In December, the intensity of land acquisition warmed up, and the proportion of land acquisition in the top three lines increased throughout the year. In 2021, the land acquisition amount of the company was 185.68 billion yuan, a year-on-year decrease of 21.1%; The land acquisition area was 27.22 million square meters, a year-on-year decrease of 14.5%. The investment sales ratio of amount and area were 34.7% and 81.7% respectively, with a year-on-year decrease of 12.1pct and 11.8pct respectively. The equity ratio of amount caliber was 72.1%, with a year-on-year increase of 10.1pct. In December, the land acquisition amount of the company was 28.08 billion yuan, a month on month increase of nearly three times, a year-on-year decrease of 51.7%. Since August, with the cooling of market demand, the company has been cautious in land acquisition. The land acquisition intensity according to the monthly amount is within 55%, and the land acquisition intensity recovered in December, reaching 131.8%. From the perspective of urban energy level distribution, the proportion of land acquisition amount of the first, second and third lines is 11.2%, 45.3% and 43.5% respectively, and the proportion of the first and second lines is 15 PCT lower than that of last year; In terms of regional distribution, it is mainly concentrated in the Yangtze River Delta (33.4%), Dawan district (14.7%), the West Bank of the Strait (9.8%), Beijing Tianjin Hebei (8.4%) and Chengdu Chongqing urban agglomeration (7.2%), accounting for 73.5%.

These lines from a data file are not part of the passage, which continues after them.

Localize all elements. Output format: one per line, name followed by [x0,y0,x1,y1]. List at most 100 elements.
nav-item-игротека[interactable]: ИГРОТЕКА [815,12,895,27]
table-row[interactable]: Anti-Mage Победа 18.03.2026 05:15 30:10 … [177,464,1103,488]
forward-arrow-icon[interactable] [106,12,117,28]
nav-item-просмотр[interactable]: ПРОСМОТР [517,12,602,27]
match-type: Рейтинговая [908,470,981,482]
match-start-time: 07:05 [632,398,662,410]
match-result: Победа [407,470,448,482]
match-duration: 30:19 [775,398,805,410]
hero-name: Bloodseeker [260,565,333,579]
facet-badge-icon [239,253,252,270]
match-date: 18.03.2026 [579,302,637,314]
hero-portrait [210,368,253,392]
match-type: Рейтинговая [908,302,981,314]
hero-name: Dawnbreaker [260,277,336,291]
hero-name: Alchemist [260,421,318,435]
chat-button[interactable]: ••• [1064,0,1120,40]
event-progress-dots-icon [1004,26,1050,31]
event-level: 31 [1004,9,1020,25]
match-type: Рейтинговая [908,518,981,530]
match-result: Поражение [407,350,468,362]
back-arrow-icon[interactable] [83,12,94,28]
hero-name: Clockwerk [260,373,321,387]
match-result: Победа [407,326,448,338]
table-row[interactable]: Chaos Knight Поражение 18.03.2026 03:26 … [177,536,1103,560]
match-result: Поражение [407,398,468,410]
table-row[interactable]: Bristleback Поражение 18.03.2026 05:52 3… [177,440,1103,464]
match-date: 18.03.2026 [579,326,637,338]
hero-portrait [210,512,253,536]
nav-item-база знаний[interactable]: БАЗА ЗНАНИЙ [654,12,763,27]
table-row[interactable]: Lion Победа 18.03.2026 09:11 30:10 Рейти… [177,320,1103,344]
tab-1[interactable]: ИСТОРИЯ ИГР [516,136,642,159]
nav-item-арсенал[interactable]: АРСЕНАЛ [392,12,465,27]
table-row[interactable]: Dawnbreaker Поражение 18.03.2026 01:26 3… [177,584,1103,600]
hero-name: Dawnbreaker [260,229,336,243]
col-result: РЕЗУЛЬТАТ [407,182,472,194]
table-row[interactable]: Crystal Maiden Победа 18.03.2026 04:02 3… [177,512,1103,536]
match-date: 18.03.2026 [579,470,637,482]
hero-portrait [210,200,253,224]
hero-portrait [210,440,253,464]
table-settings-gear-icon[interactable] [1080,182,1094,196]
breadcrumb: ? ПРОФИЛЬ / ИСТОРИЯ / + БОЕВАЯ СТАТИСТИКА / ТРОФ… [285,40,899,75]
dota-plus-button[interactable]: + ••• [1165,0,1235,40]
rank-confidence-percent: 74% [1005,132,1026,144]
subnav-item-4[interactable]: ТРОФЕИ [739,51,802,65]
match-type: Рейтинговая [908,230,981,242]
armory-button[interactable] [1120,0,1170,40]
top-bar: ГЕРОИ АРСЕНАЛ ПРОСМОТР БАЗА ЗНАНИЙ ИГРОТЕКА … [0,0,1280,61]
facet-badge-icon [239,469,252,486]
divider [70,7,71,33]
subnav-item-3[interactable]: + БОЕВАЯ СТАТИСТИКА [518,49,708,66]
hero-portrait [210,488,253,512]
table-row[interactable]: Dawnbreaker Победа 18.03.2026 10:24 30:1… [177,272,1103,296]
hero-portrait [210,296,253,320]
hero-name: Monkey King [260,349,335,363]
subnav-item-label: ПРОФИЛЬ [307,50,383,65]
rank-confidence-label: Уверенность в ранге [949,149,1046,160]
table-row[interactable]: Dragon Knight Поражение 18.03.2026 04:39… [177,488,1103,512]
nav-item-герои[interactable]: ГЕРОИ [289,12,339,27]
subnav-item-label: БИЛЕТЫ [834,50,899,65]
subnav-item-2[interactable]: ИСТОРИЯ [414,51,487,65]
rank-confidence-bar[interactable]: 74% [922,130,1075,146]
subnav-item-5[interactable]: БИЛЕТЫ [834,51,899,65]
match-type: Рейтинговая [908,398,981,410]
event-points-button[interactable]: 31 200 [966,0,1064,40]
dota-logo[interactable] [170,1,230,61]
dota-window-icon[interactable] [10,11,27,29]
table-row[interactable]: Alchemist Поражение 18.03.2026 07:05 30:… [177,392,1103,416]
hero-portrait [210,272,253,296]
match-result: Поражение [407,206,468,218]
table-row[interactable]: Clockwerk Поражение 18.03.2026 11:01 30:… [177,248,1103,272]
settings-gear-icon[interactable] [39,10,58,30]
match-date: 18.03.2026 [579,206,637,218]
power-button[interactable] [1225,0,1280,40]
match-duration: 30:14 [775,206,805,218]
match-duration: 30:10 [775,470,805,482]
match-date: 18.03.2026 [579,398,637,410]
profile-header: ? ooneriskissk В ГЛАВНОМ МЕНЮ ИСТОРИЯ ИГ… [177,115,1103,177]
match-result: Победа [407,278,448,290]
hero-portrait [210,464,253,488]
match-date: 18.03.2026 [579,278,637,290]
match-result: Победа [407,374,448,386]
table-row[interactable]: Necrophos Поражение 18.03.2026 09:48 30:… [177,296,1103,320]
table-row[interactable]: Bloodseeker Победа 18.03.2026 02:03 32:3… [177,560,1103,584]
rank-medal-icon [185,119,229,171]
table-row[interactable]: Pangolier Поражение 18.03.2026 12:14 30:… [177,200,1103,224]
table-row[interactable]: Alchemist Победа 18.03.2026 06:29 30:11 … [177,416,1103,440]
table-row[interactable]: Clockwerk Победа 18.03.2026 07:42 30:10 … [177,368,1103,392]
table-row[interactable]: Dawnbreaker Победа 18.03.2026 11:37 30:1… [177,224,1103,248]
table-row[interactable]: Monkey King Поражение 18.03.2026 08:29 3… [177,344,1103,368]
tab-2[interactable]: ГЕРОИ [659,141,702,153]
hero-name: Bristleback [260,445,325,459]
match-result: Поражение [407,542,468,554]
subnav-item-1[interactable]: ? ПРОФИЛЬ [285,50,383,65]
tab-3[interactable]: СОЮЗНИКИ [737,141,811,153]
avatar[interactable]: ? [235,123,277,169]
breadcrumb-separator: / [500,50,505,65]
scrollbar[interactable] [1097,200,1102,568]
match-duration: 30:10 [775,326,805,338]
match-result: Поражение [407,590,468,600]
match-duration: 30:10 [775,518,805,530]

Financial stability, three red lines to maintain the green file. As of the third quarter of 2021, the company’s interest bearing liabilities were 341 billion yuan, a year-on-year increase of 12.9%; Monetary capital was 132.109 billion yuan, a year-on-year increase of 7.7%. The company’s asset liability ratio after deducting advance receipts was 65.62%, basically unchanged year-on-year; The net debt ratio was 67.6%, a year-on-year decrease of 3.3pct; The cash short-term debt ratio was 2.32, a year-on-year increase of 0.4, with strong short-term solvency.

Investment suggestion: Although the performance is under pressure due to the decline of short-term gross profit margin, the accelerated settlement of low gross profit projects obtained in the early stage is more conducive to the repair of gross profit margin in the later stage. Considering the company’s financial stability, stable sales growth, active land acquisition at the end of the year despite the overall decline in industry investment, and the recent document issued by the central bank and the China Banking and Insurance Regulatory Commission to support real estate enterprise project M & A, we believe that the improvement of the company’s market share in the future will drive the growth of scale and performance. We lowered the profit forecast according to the company’s performance express, and predicted that the net profit attributable to the parent company in 2021 / 2022 / 2023 would be RMB 275.8/2842/29.34 billion, with growth rates of – 4.7% / 3.1% / 3.2% respectively. The dynamic PE in 2021 / 2022 is 7.15/6.94x, maintaining the “buy” rating.

Risk warning: the settlement progress is less than expected. The gross profit margin fell more than expected. Industry and financing policies tightened more than expected.